History buffs rejoice: Maine is a prime vacation destination for those who love to learn about military history. The state is dotted with historic forts – 25, to be exact – many of which have stood since colonial times.
Since early colonial times, Maine’s forts have watched over the state’s harbors, towns, waterways and strategic locations. Many date to the conflicts that raged between the English, French and the indigenous North Americans, while others were constructed during the Civil War.
Several of these strategic structures performed double – or triple – duty, serving as centers of coastal defense during the War of 1812, the Spanish-American War and World Wars I and II.
Today, many open their doors to visitors.
Fort Popham guards the mouth of the Kennebec River near Phippsburg. Construction on this Civil War-era fort began in 1862. The fort was built to protect the Bath shipyards and prevent the Confederate Navy from accessing Augusta. However, Fort Popham didn’t see any action during this conflict, through troops were garrisoned there during the Spanish-American War and WWI.
Though the fort was never completed, it was constructed of granite stone quarried from Dix and Fox Islands and features 36 cannons on two casement levels.
Today, visitors can tour this semi-circle-shaped fort from Memorial Day through September 30. The fort grounds contain picnic tables; visitors can also go fishing or beachcombing in the area.
Just across the Kennebec River from Fort Popham, Fort Baldwin encompasses 38 acres. Though it’s named for Revolutionary War engineer James Baldwin, this fort was built between 1905 and 1912. The fort was garrisoned in WWI and II.
Unlike Fort Popham, which it was built to replace, Fort Baldwin is made of concrete. It originally had three batteries and still has a WWII-era observation tower.
Fort William Henry
Built in 1682, Fort William Henry at the Pemaquid settlement was considered an engineering marvel in its day. The fort occupied a strategic position at the edge of the Massachusetts colony, and then-governor William Phips spent 2/3 of the colony’s funds building this rectangular stone fort in an effort to strengthen England’s tenuous hold on the area.
The fort, which has 22-foot walls and a 29-foot bastion, housed 20 cannons and 60 soldiers. However, an 1896 joint attack by the French and native peoples overwhelmed Fort William Henry, and the British abandoned it soon after.
About 100 miles from Portland, Fort Knox is Maine’s largest historic fort. Built during the Civil War, this granite structure on the Penobscot Narrows was garrisoned during the Civil and Spanish-American Wars. Designed by Joseph Totten and constructed between 1844 and 1869, the fort was named for Secretary of War – and Maine resident — Henry Knox.

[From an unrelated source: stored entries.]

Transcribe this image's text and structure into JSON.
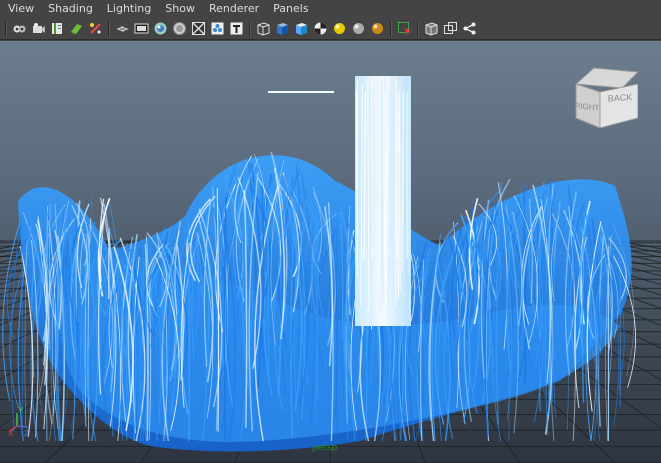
{
  "menu": {
    "items": [
      "View",
      "Shading",
      "Lighting",
      "Show",
      "Renderer",
      "Panels"
    ]
  },
  "toolbar": {
    "icons": [
      "camera-select-icon",
      "camera-attributes-icon",
      "bookmark-icon",
      "image-plane-icon",
      "grease-pencil-icon",
      "grid-icon",
      "film-gate-icon",
      "resolution-gate-icon",
      "gate-mask-icon",
      "field-chart-icon",
      "safe-action-icon",
      "safe-title-icon",
      "wireframe-cube-icon",
      "smooth-shade-icon",
      "flat-shade-icon",
      "checker-icon",
      "default-light-icon",
      "all-lights-icon",
      "use-lights-icon",
      "isolate-select-icon",
      "xray-icon",
      "xray-joints-icon",
      "share-icon"
    ]
  },
  "viewcube": {
    "right_label": "RIGHT",
    "back_label": "BACK"
  },
  "viewport": {
    "camera_label": "persp",
    "axis_labels": {
      "y": "Y",
      "x": "X",
      "z": "Z"
    },
    "colors": {
      "fluid_deep": "#1a78e6",
      "fluid_mid": "#3aa2ff",
      "fluid_light": "#9fd6ff",
      "fluid_white": "#f2fbff",
      "grid_line": "#1c2026",
      "camera_label": "#2a8b2a"
    }
  }
}
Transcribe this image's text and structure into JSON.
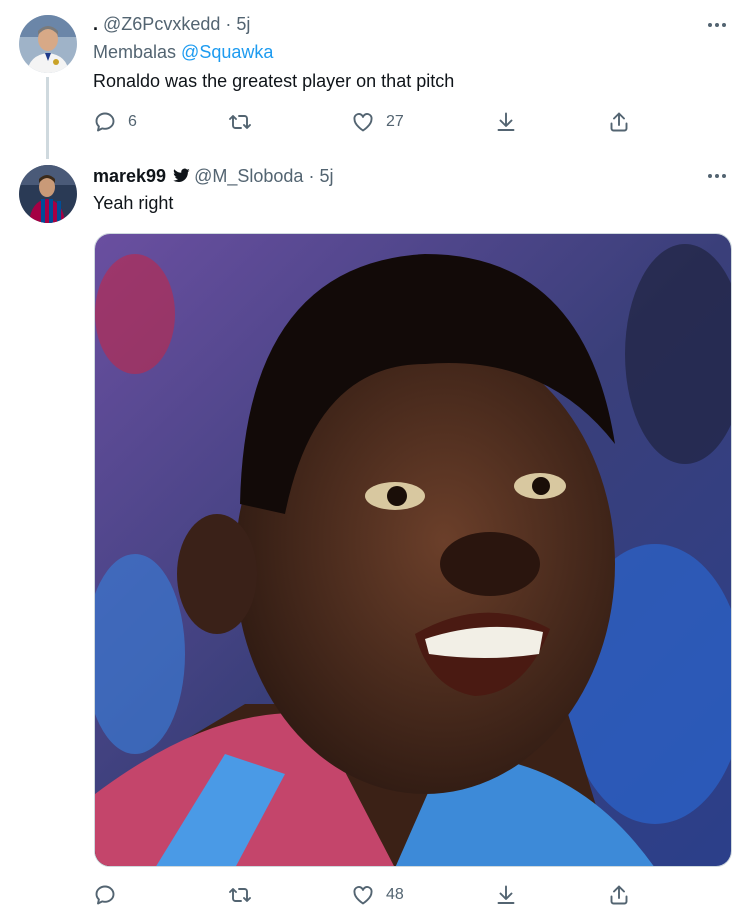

Today, the inside of the fort is open from May 1 through October 31. The grounds, which are open year-round, contain many pleasant picnic spots. Visitors can also take an elevator to the top of the nearby Penobscot Narrows Bridge Observatory.
Old Fort Western
New England’s oldest surviving wooden fort, Old Fort Western, dates from 1754. Overlooking the Kennebec River at Augusta, this National Historic Landmark was used by Benedict Arnold during the Revolutionary War. After 1767, it served as a storehouse and as a private residence.
This well-preserved fort is open to visitors year-round. It houses a museum and gift shop.
Another National Historic Landmark, Fort Halifax, sits on the Kennebec at Winslow. The fort originally contained four blockhouses and barracks. It was built in 1774 by English colonists to defend the region from both the French and the native population. The fort was established as a military base by General John Winslow.
A flood destroyed much of the structure in 1987 but visitors can still explore the lone blockhouse — the country’s oldest — that remains.
Fort Kent guards the confluence of the Fish and the St. John Rivers. Built during the 1838 conflict between England and the U.S. known as the “Bloodless” Aroostook War, all that remains of Fort Kent is a two-story blockhouse. The fort housed federal soldiers until the 1842 Webster-Ashburton Treaty ended a dispute between New Brunswick and Maine.
Now, this cedar-log structure is a National Historic Landmark and is on the National Register of Historic Places. It contains a museum and visitors are welcome daily between Memorial and Labor Day.
Other historic Maine forts include:
- Fort Allen: 1841 Civil War fort near Portland
- Fort Edgecomb: Two-story, Davis Island fort used during the Civil and 1812 Wars
- Fort Foster: 1899, post-Spanish-American-War fort near Kittery
- Fort George: 1779 fort in Castine occupied by the British during the War of 1812
- Fort Gorges: 1858 granite fort built for the Civil War
- Fort Levett: 1890s fort in Casco Bay, last used during WWII
- Fort Loyal: Near Portland, site of the 1690 Battle of Fort Loyal
- Fort Lyon: 1896 fort built to defend the Portland Harbor
- Fort McClary: 18th century fort on the Piscataqua River near Kittery
- Fort McKinley: 1901 Portland fort used through WWII
- Fort O’Brien: 1775 Machiasport fort, used through the Revolutionary, 1812 and Civil Wars
Maine’s historic forts offer a glimpse into the state’s rich past.